[Feature request] Allow MAX_FRAGMENT_SIZE to take on values greater than USHRT_MAX
Created by: andrewbartolo
Hi again,
I've been developing a fairly heavy-duty instrumentation client that, among other things, wraps and dumps all memory load and store instructions, à la memtrace_simple. Recently, I compiled the SPEC CPU2017-rate suite for x86-64 with gcc 10.2 at -O3
, and saw the following on cam4_r
, parest_r
, and wrf_r
:
Basic block or trace instrumentation exceeded maximum size. Try lowering -max_bb_instrs and/or -max_trace_bbs.
I ran DR with -debug -loglevel 3
, and discovered that, as expected, gcc was doing (an admittedly incredible amount of) inlining and loop unrolling to produce a basic block w/instrumented size exceeding 64KiB.

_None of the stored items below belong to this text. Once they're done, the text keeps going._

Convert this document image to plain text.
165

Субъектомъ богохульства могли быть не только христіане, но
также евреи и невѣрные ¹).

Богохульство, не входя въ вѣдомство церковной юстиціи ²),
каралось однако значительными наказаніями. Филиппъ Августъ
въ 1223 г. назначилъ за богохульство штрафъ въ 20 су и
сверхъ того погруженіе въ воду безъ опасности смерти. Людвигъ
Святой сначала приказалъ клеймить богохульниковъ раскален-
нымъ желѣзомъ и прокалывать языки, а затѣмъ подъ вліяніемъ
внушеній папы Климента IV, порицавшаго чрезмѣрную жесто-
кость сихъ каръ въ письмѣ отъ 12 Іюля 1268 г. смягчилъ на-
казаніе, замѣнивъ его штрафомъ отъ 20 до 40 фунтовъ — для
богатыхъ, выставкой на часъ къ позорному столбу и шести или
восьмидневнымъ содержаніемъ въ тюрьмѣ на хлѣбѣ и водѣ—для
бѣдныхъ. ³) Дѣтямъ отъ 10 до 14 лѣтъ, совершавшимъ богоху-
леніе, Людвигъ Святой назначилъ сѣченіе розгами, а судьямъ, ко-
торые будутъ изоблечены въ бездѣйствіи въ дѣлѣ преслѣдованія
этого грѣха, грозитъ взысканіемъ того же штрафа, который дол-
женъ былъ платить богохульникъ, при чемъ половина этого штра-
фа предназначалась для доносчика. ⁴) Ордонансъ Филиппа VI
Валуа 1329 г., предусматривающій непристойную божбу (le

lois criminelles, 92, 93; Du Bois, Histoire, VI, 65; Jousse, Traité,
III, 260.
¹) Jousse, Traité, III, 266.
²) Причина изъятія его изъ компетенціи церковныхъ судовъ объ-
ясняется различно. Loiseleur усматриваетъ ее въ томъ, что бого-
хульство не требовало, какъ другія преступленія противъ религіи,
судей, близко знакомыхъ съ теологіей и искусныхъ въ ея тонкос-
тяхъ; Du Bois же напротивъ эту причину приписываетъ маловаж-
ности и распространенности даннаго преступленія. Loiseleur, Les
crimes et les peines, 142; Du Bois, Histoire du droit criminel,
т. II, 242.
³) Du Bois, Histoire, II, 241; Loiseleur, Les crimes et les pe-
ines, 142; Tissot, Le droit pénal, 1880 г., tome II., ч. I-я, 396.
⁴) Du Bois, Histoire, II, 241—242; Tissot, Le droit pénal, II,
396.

So, it seems like alternatives at this point are either to lower -max_bb_instrs/-max_trace_bbs
, which entails missing a large and relevant portion of the workload, or to increase MAX_FRAGMENT_SIZE
(and probably increase -max_bb_instrs/-max_trace_bbs
after that) in order to support larger fragments.
Currently, MAX_FRAGMENT_SIZE is maxing out the size of the ushort fragment size field. I took a rudimentary stab at changing this and all related fields from ushort to uint, by just grepping through the codebase. I've attached a patch that attempts to do this, at least for just Linux: max_fragment_size_diff.txt. There's something wrong, though, as the workloads progress well past the point where they asserted out previously, but throw a meta-instruction fault assertion later on.
On one hand, this is a pretty heavyweight use case. On the other hand, the trend of aggressive inlining probably isn't going away, and two extra bytes per fragment (?) for a larger size field seems like a small amount of overhead.
Any thoughts? And happy to help any way I can. Thanks!